Adham Hamed

Streifzüge durch den Nahen Osten und das Horn von Afrika – Wanderings across the Middle East and the Horn of Africa

Droht eine ORF-Informationswüste in Nahost?
(c) Adham Hamed

Überlegungen zur Umstrukturierung der ORF-Regionalberichterstattung und ein Plädoyer. 

Der ORF will den Vertrag mit seinem langjährigen Korrespondenten Karim El-Gawhary offenbar nicht über den 30. Juni 2026 hinaus verlängern, wie mehrere österreichische Medien übereinstimmend berichten (Kronen Zeitung, Der StandardTiroler Tageszeitung). Mehr noch wird kolportiert, dass das von ihm geleitete ORF-Büro in Kairo aufgelöst werden und die Nahost-Berichterstattung ausschließlich von einem Regionalbüro in Tel Aviv aus stattfinden solle. Vollzieht der ORF diesen Schritt tatsächlich, droht im öffentlich-rechtlichen Rundfunk ein erhebliches und strukturell wohl kaum zu kompensierendes Defizit in der Nahost-Berichterstattung. 
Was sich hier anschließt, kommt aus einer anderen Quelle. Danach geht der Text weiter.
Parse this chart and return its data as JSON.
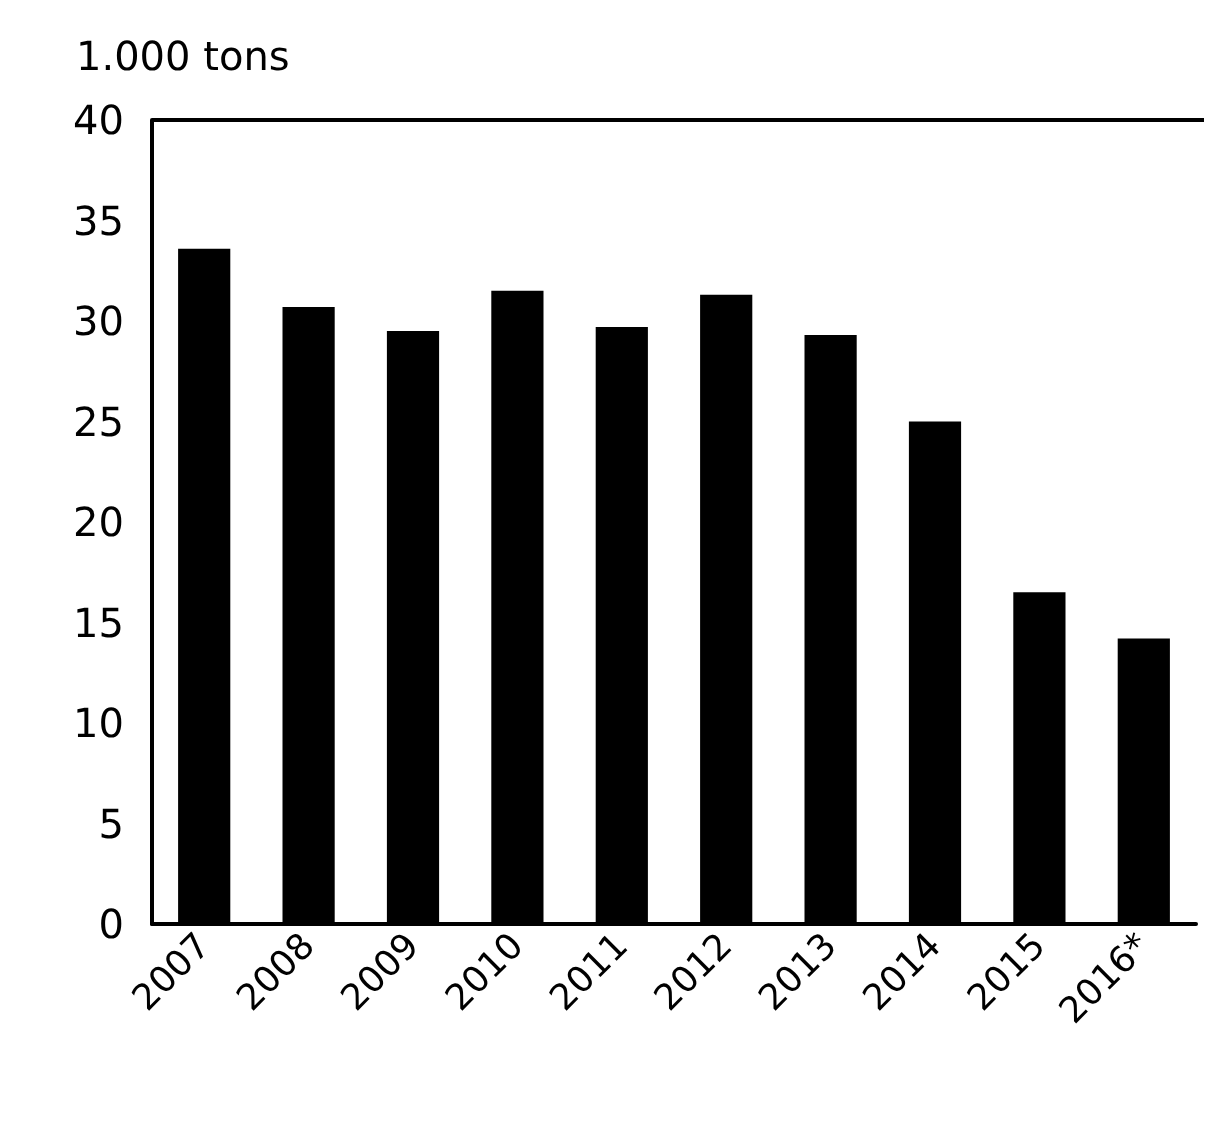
{
  "chart_data": {
    "type": "bar",
    "ylabel": "1.000 tons",
    "categories": [
      "2007",
      "2008",
      "2009",
      "2010",
      "2011",
      "2012",
      "2013",
      "2014",
      "2015",
      "2016*"
    ],
    "values": [
      33.6,
      30.7,
      29.5,
      31.5,
      29.7,
      31.3,
      29.3,
      25.0,
      16.5,
      14.2
    ],
    "color": "#000000",
    "ylim": [
      0,
      40
    ],
    "yticks": [
      0,
      5,
      10,
      15,
      20,
      25,
      30,
      35,
      40
    ],
    "grid": false
  }
}
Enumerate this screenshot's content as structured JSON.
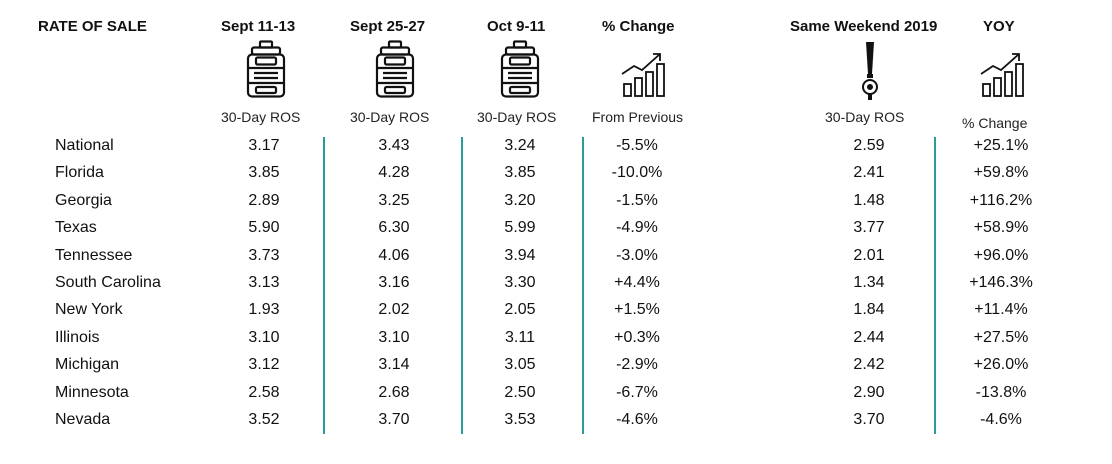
{
  "headers": {
    "rate_of_sale": "RATE OF SALE",
    "col1": "Sept 11-13",
    "col2": "Sept 25-27",
    "col3": "Oct 9-11",
    "col4": "% Change",
    "col5": "Same Weekend 2019",
    "col6": "YOY"
  },
  "subheaders": {
    "col1": "30-Day ROS",
    "col2": "30-Day ROS",
    "col3": "30-Day ROS",
    "col4": "From Previous",
    "col5": "30-Day ROS",
    "col6": "% Change"
  },
  "icons": {
    "col1": "keg-icon",
    "col2": "keg-icon",
    "col3": "keg-icon",
    "col4": "growth-chart-icon",
    "col5": "beer-tap-icon",
    "col6": "growth-chart-icon"
  },
  "accent_color": "#2a9d9a",
  "rows": [
    {
      "state": "National",
      "c1": "3.17",
      "c2": "3.43",
      "c3": "3.24",
      "c4": "-5.5%",
      "c5": "2.59",
      "c6": "+25.1%"
    },
    {
      "state": "Florida",
      "c1": "3.85",
      "c2": "4.28",
      "c3": "3.85",
      "c4": "-10.0%",
      "c5": "2.41",
      "c6": "+59.8%"
    },
    {
      "state": "Georgia",
      "c1": "2.89",
      "c2": "3.25",
      "c3": "3.20",
      "c4": "-1.5%",
      "c5": "1.48",
      "c6": "+116.2%"
    },
    {
      "state": "Texas",
      "c1": "5.90",
      "c2": "6.30",
      "c3": "5.99",
      "c4": "-4.9%",
      "c5": "3.77",
      "c6": "+58.9%"
    },
    {
      "state": "Tennessee",
      "c1": "3.73",
      "c2": "4.06",
      "c3": "3.94",
      "c4": "-3.0%",
      "c5": "2.01",
      "c6": "+96.0%"
    },
    {
      "state": "South Carolina",
      "c1": "3.13",
      "c2": "3.16",
      "c3": "3.30",
      "c4": "+4.4%",
      "c5": "1.34",
      "c6": "+146.3%"
    },
    {
      "state": "New York",
      "c1": "1.93",
      "c2": "2.02",
      "c3": "2.05",
      "c4": "+1.5%",
      "c5": "1.84",
      "c6": "+11.4%"
    },
    {
      "state": "Illinois",
      "c1": "3.10",
      "c2": "3.10",
      "c3": "3.11",
      "c4": "+0.3%",
      "c5": "2.44",
      "c6": "+27.5%"
    },
    {
      "state": "Michigan",
      "c1": "3.12",
      "c2": "3.14",
      "c3": "3.05",
      "c4": "-2.9%",
      "c5": "2.42",
      "c6": "+26.0%"
    },
    {
      "state": "Minnesota",
      "c1": "2.58",
      "c2": "2.68",
      "c3": "2.50",
      "c4": "-6.7%",
      "c5": "2.90",
      "c6": "-13.8%"
    },
    {
      "state": "Nevada",
      "c1": "3.52",
      "c2": "3.70",
      "c3": "3.53",
      "c4": "-4.6%",
      "c5": "3.70",
      "c6": "-4.6%"
    }
  ]
}
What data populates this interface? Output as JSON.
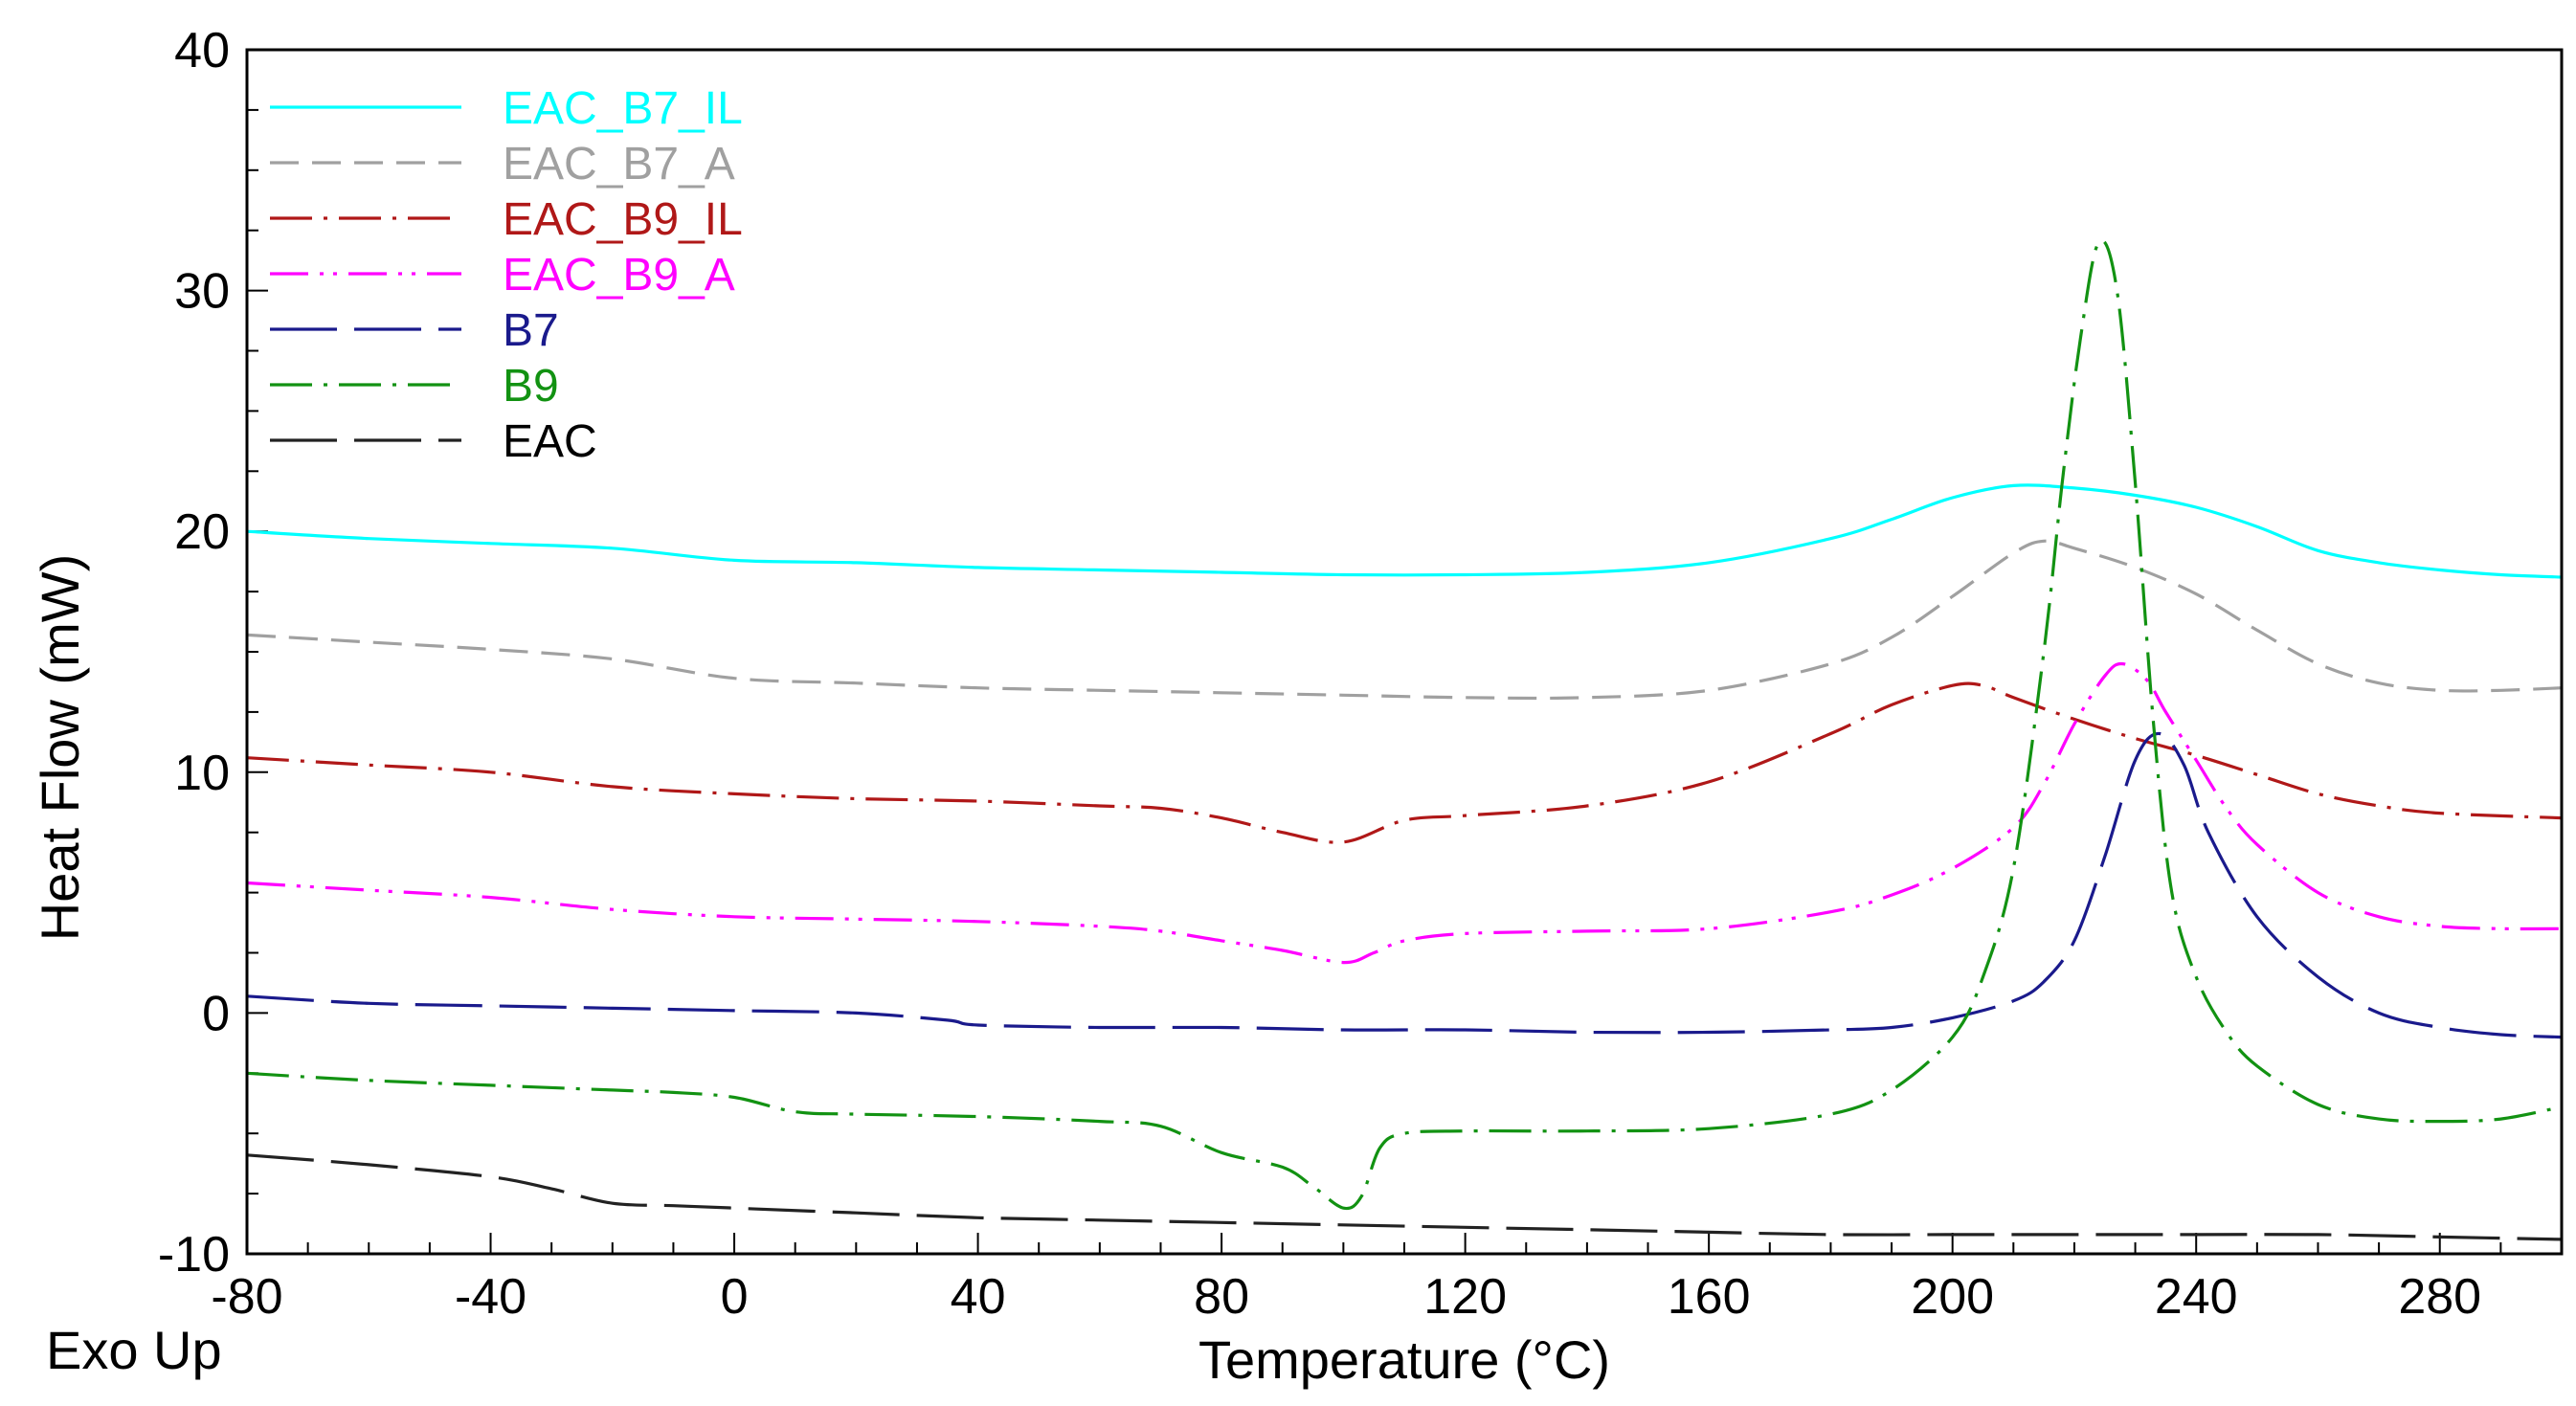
{
  "chart_data": {
    "type": "line",
    "title": "",
    "xlabel": "Temperature (°C)",
    "ylabel": "Heat Flow (mW)",
    "corner_note": "Exo Up",
    "xlim": [
      -80,
      300
    ],
    "ylim": [
      -10,
      40
    ],
    "xticks": [
      -80,
      -40,
      0,
      40,
      80,
      120,
      160,
      200,
      240,
      280
    ],
    "yticks": [
      -10,
      0,
      10,
      20,
      30,
      40
    ],
    "legend_position": "top-left",
    "series": [
      {
        "name": "EAC_B7_IL",
        "color": "#00FFFF",
        "dash": "solid",
        "x": [
          -80,
          -60,
          -40,
          -20,
          0,
          20,
          40,
          60,
          80,
          100,
          120,
          140,
          160,
          180,
          190,
          200,
          210,
          220,
          230,
          240,
          250,
          260,
          270,
          280,
          290,
          300
        ],
        "y": [
          20,
          19.7,
          19.5,
          19.3,
          18.8,
          18.7,
          18.5,
          18.4,
          18.3,
          18.2,
          18.2,
          18.3,
          18.7,
          19.7,
          20.5,
          21.4,
          21.9,
          21.8,
          21.5,
          21,
          20.2,
          19.2,
          18.7,
          18.4,
          18.2,
          18.1
        ]
      },
      {
        "name": "EAC_B7_A",
        "color": "#A0A0A0",
        "dash": "dashed",
        "x": [
          -80,
          -60,
          -40,
          -20,
          0,
          20,
          40,
          60,
          80,
          100,
          120,
          140,
          160,
          180,
          190,
          200,
          210,
          215,
          220,
          230,
          240,
          250,
          260,
          270,
          280,
          290,
          300
        ],
        "y": [
          15.7,
          15.4,
          15.1,
          14.7,
          13.9,
          13.7,
          13.5,
          13.4,
          13.3,
          13.2,
          13.1,
          13.1,
          13.4,
          14.5,
          15.6,
          17.3,
          19.1,
          19.6,
          19.3,
          18.5,
          17.4,
          15.9,
          14.5,
          13.7,
          13.4,
          13.4,
          13.5
        ]
      },
      {
        "name": "EAC_B9_IL",
        "color": "#B01818",
        "dash": "dash-dot",
        "x": [
          -80,
          -60,
          -40,
          -20,
          0,
          20,
          40,
          60,
          70,
          80,
          90,
          100,
          110,
          120,
          140,
          160,
          180,
          190,
          200,
          205,
          210,
          220,
          230,
          240,
          250,
          260,
          270,
          280,
          300
        ],
        "y": [
          10.6,
          10.3,
          10,
          9.4,
          9.1,
          8.9,
          8.8,
          8.6,
          8.5,
          8.1,
          7.5,
          7.1,
          8,
          8.2,
          8.6,
          9.6,
          11.6,
          12.8,
          13.6,
          13.6,
          13.1,
          12.2,
          11.4,
          10.7,
          9.9,
          9.1,
          8.6,
          8.3,
          8.1
        ]
      },
      {
        "name": "EAC_B9_A",
        "color": "#FF00FF",
        "dash": "dash-dot-dot",
        "x": [
          -80,
          -60,
          -40,
          -20,
          0,
          20,
          40,
          60,
          70,
          80,
          90,
          100,
          105,
          110,
          120,
          140,
          160,
          180,
          190,
          200,
          210,
          215,
          220,
          225,
          228,
          232,
          235,
          240,
          245,
          250,
          260,
          270,
          280,
          290,
          300
        ],
        "y": [
          5.4,
          5.1,
          4.8,
          4.3,
          4,
          3.9,
          3.8,
          3.6,
          3.4,
          3,
          2.6,
          2.1,
          2.5,
          3,
          3.3,
          3.4,
          3.5,
          4.2,
          4.9,
          6,
          7.7,
          9.5,
          12,
          14,
          14.5,
          13.8,
          12.5,
          10.5,
          8.5,
          7,
          5,
          4,
          3.6,
          3.5,
          3.5
        ]
      },
      {
        "name": "B7",
        "color": "#1A1A8C",
        "dash": "long-dash",
        "x": [
          -80,
          -60,
          -40,
          -20,
          0,
          20,
          35,
          40,
          60,
          80,
          100,
          120,
          140,
          160,
          180,
          190,
          200,
          210,
          215,
          220,
          225,
          230,
          234,
          238,
          242,
          250,
          260,
          270,
          280,
          290,
          300
        ],
        "y": [
          0.7,
          0.4,
          0.3,
          0.2,
          0.1,
          0,
          -0.3,
          -0.5,
          -0.6,
          -0.6,
          -0.7,
          -0.7,
          -0.8,
          -0.8,
          -0.7,
          -0.6,
          -0.2,
          0.5,
          1.3,
          3,
          6.5,
          10.5,
          11.6,
          10.3,
          7.5,
          4,
          1.5,
          0,
          -0.6,
          -0.9,
          -1
        ]
      },
      {
        "name": "B9",
        "color": "#129212",
        "dash": "dash-dot",
        "x": [
          -80,
          -60,
          -40,
          -20,
          -10,
          0,
          10,
          20,
          40,
          60,
          70,
          80,
          90,
          95,
          100,
          103,
          106,
          110,
          120,
          140,
          160,
          180,
          190,
          200,
          205,
          210,
          215,
          218,
          221,
          224,
          227,
          230,
          233,
          236,
          240,
          245,
          250,
          260,
          270,
          280,
          290,
          300
        ],
        "y": [
          -2.5,
          -2.8,
          -3,
          -3.2,
          -3.3,
          -3.5,
          -4.1,
          -4.2,
          -4.3,
          -4.5,
          -4.7,
          -5.8,
          -6.4,
          -7.2,
          -8.1,
          -7.6,
          -5.6,
          -5,
          -4.9,
          -4.9,
          -4.8,
          -4.2,
          -3.2,
          -1,
          1.5,
          6,
          15,
          22,
          28,
          32,
          30,
          22,
          12,
          5,
          1.5,
          -0.8,
          -2.2,
          -3.8,
          -4.4,
          -4.5,
          -4.4,
          -3.9
        ]
      },
      {
        "name": "EAC",
        "color": "#222222",
        "dash": "long-dash",
        "x": [
          -80,
          -60,
          -40,
          -30,
          -20,
          -10,
          0,
          20,
          40,
          60,
          80,
          100,
          120,
          140,
          160,
          180,
          200,
          220,
          240,
          260,
          280,
          300
        ],
        "y": [
          -5.9,
          -6.3,
          -6.8,
          -7.3,
          -7.9,
          -8,
          -8.1,
          -8.3,
          -8.5,
          -8.6,
          -8.7,
          -8.8,
          -8.9,
          -9,
          -9.1,
          -9.2,
          -9.2,
          -9.2,
          -9.2,
          -9.2,
          -9.3,
          -9.4
        ]
      }
    ]
  }
}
Korrespondent:innen wie David Kriegleder leisten in Israel hervorragende Arbeit. Ihnen sind jedoch durch die politischen Rahmenbedingungen strukturelle Grenzen auferlegt. In einem der gesellschaftlich polarisierendsten Konflikte unserer Zeit, in der Pressefreiheit immer stärker in Bedrängnis gerät, ist es entscheidend Korrespondent:innen mit direktem Zugang zu beiden Seiten zu haben. Wäre es nach dem Sturz von Bashar al-Assad denkbar gewesen, von Tel Aviv aus unmittelbar nach Damaskus zu reisen? Auf direktem Weg unmöglich und auch über Umwege ohne unverhältnismäßige Gefährdung des eigenen Lebens wohl kaum. Bilder wie aus dem berüchtigten Foltergefängnis Sednaya, nur wenige Tage nachdem dessen Tore von Assads Schergen geöffnet wurden, wären nicht in Österreichs Wohnzimmer gelandet. Und die arabischen Protestbewegungen von 2011 – für die Berichterstattung darüber wurde er unter anderem mit dem Concordia-Preis ausgezeichnet – wären auf Basis von trockenen Agentur-Meldungen wohl kaum verständlich geworden, hätte El-Gawhary nicht seine Arbeit aus einer spezifischen Position aus machen können. Es sind aber auch die vermeintlich kleinen Geschichten, durch die Karim El-Gawhary über Jahrzehnte die Lebensrealitäten von Menschen in unserer unmittelbaren Nachbarschaft in Österreichs Wohnzimmer gebracht hat, von einfachen Familien in Kairo, von Student:innen in Bagdad. Sie werden fehlen, wenn der ORF einen derart radikalen Schritt tatsächlich vollzieht. 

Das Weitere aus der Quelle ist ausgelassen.